Linda Stowell, a veteran news and business executive for The Associated Press who took up distance running in defiance of her cancer diagnosis and wrote poignantly and powerfully about her long battle with the disease, has died. She was 55.

Stowell died Saturday in Philadelphia of complications arising from cancer, said her sister, Sue Bradley.

Stowell's AP career spanned more than a quarter-century and took her from reporter and editor to regional vice president in charge of the AP's newspaper member relationships in the eastern half of the United States. Based in Philadelphia, she did significant work on the news cooperative's services and products, and supervised bureau chiefs across the region.

Stowell was an "effective business representative and passionate ambassador" who mentored dozens of AP employees and cared deeply about journalism, said Tom Curley, AP's president and chief executive officer, and Sue Cross, senior vice president for business development and partner relations for the Americas, in a note to staff Monday.
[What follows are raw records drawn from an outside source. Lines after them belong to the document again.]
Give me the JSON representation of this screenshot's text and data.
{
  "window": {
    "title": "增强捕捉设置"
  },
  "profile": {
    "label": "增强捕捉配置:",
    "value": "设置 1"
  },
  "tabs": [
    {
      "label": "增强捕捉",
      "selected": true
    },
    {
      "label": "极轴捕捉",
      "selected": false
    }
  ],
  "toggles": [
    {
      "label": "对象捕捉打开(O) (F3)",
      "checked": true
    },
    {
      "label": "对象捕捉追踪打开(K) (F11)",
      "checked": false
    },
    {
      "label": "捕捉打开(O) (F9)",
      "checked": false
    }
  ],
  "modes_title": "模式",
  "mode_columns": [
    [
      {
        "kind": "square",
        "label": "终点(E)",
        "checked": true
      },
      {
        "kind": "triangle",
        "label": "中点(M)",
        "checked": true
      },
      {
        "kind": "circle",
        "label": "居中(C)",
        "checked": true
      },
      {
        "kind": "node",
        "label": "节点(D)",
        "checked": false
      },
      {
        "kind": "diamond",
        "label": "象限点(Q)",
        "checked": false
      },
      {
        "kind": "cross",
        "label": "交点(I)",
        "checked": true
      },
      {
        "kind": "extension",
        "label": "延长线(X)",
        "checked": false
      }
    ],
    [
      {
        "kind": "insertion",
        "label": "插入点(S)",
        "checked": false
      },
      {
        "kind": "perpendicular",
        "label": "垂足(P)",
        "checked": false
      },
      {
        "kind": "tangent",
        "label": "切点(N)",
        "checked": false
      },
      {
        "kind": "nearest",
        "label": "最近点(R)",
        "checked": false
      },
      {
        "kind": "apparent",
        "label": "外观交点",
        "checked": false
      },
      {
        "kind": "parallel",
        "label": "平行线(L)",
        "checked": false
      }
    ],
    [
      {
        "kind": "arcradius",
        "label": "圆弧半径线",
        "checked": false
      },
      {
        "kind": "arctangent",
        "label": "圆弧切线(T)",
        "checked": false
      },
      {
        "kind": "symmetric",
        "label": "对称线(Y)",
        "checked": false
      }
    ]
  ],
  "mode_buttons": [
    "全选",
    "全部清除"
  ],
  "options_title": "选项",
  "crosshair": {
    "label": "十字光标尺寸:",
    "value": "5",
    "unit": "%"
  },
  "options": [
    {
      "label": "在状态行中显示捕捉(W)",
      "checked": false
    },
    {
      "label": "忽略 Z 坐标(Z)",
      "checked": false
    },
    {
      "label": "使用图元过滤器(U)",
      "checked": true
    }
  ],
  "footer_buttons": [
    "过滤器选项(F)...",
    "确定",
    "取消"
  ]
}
"She took her work with member newspapers personally," Curley and Cross wrote. "Editors and publishers who met with Linda came away feeling they had an advocate, someone who would do everything she possibly could to make sure their needs were met."

Stowell was chief of bureau in Philadelphia from 1997 to 2003, and before that served as bureau chief for Maryland/Delaware and Virginia. She joined the AP in Hartford, Conn., in 1985 and was promoted to correspondent in Stamford, Conn. In 1988, she was appointed news editor in Richmond, Va.

A native of Rochester, Stowell was a graduate of Mount Union College in Ohio and worked for The Repository of Canton, Ohio, and The Arizona Republic in Phoenix before coming to work for the AP.

In the fall of 2008, she wrote about her decision to begin running -- ignoring her oncologist's advice -- after learning she had not one but two forms of the disease, melanoma and thyroid cancer. She worked her way up from 5Ks to 10Ks to half-marathons.